02 January 2020 4 min read

The research behind 'Coming to hospital': a leaflet to put children at ease

Georgina Forman has seen a lot of worried young faces come into her hospital.

She runs the pre-assessment clinic in a paediatric day surgery unit, where children are assessed before they undergo procedures involving anaesthesia.

“The little ones aren’t quite sure what’s going on,” says Georgina, a nurse at Cambridge University Hospitals. “Sometimes, they’re very nervous.”

She says children have a lot of questions about what will happen during their time in hospital. Will they be separated from their family? Can they wear their own clothes? Will it hurt getting a needle in their hand when the cannula is put in?

So Georgina and her colleagues do what they can to put children at ease. While doing their assessments – checking things like height, weight, and body temperature – they also talk to children about what to expect.

But those aren’t easy conversations. Hospital are big, busy places, and even most adults don’t fully understand what goes on inside their walls. So Georgina says it’s important to speak to children in terms they can understand.

That’s why the Coming to hospital leaflet has been a helpful resource for Georgina and her paediatric day surgery colleagues.

A resource for paediatric day surgery staff

The fold-up information leaflet, which was distributed at Cambridge University Hospitals starting in September, is designed to demystify the hospital for children through kid-friendly illustrations and explanations.

The leaflet features sections on outpatient care, scans, tests, and operations. There is even a part about needles and cannulas. It explains to children that a special cream will numb their hand before the needle goes in.

“That makes them feel better,” Georgina says. “It’s good to have (the leaflet as) a visual aid. We can show them a picture of the cream, so they know what it’s going to be like.”

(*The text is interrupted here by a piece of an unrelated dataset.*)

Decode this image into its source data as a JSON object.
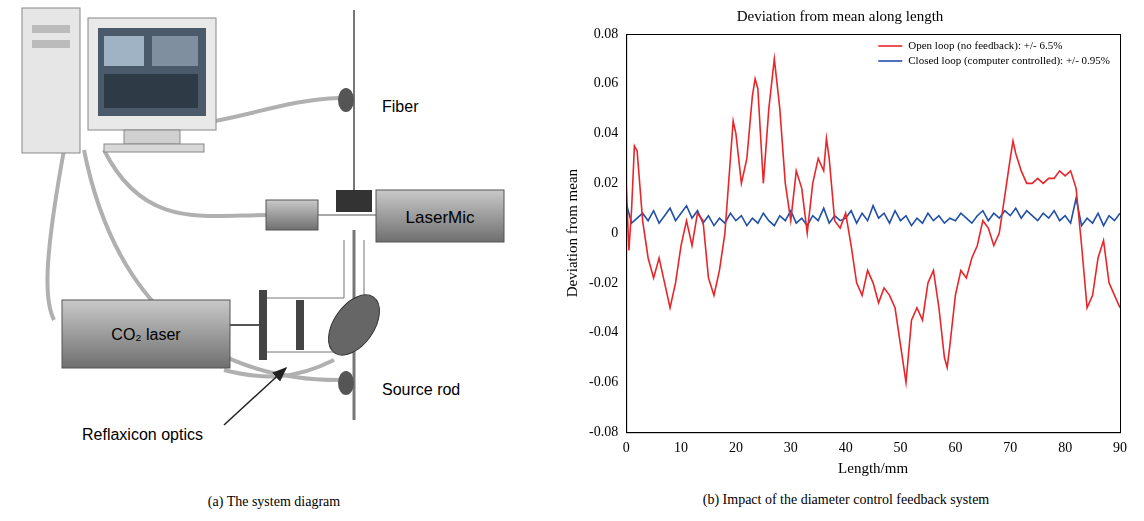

Though the leaflets were just introduced in September, the idea was more than five years in the making. It started when Dr Zoë Fritz, a consultant physician at Cambridge University Hospitals and Wellcome fellow based at THIS Institute, noticed a gap in children’s literature. There were books about everything from airports to castles, but there were hardly any books about hospitals.

“Most children will have exposure to a hospital at some point,” Zoë says. “It’s quite a scary place if you’ve never been there before.”

Researching a lift-the-flap children’s book

Zoë had previously worked with Usborne Publishing as a consultant on their bestselling See inside your body. She then went on to provide expert input into Look inside your body and The human body sticker book. So she collaborated with Katie Daynes, a writer and editor at Usborne, to create and publish a lift-the-flap children’s book called Look inside a hospital.

To research the book, Zoë and Katie studied different hospital interiors and consulted with specialists in areas like surgery, radiology, and haematology – all of whom appear as characters in the book. Look inside a hospital also features a character named Josh, based on their friend’s seven-year-old son, who served as a consultant researcher for the book. Real-life Josh has been in and out of hospital in recent years while battling leukaemia. His experience helped him highlight issues that were important for children to know, including why it’s so important that everyone washes their hands, and how it’s okay to bring your favourite toy to hospital.

“He looked over the material and pointed out things that didn’t look right,” Zoë says. “He took his job very seriously.”

The book was first published in January and has since received a lot positive feedback, including an award for best designed/illustrated book from Junior Magazine. The content proved so valuable that one of Zoë’s colleagues – paediatric surgeon Dr Stephen Farrell – suggested they make it more easily available for children coming to hospitals.

Zoë went back to Usborne hoping to adapt the book into a fold-up information leaflet for hospitals. Usborne agreed, and Cambridge University Hospitals agreed to distribute the leaflets in some of their paediatric units. But it wasn’t enough just to give out the leaflets. They needed to evaluate them to see whether they made any impact on the children who received them, and whether it was worth rolling them out in other units and hospitals.

Evaluating the impact

To do just that, the authors worked with two medical students, Elisha Clarke and Sanjana Sanghavi. The team first conducted a literature search on existing information leaflets for paediatric patients and how they were evaluated. They developed the leaflet with input from the ACTIVE paediatric group (a paediatric patient and public involvement group), and developed and validated a questionnaire with child volunteers. Once the leaflets were rolled out, they asked children and families to report on their experience of the leaflet through a questionnaire.

Early results from the questionnaires were positive. Children said the leaflets “made them more calm” and “made them realise there is nothing to worry about”. No negative consequences were reported. Some small changes were suggested, which will be incorporated in the next version, which Usborne has agreed to work on and make available more widely. Given these results, Zoë hopes that other hospitals will take the leaflets on, so that they can help children across the UK feel more comfortable coming to hospital.

“I hope children love it,” she says. “I hope they take it home with them from hospital, and it helps them remember the hospital as a friendly place.”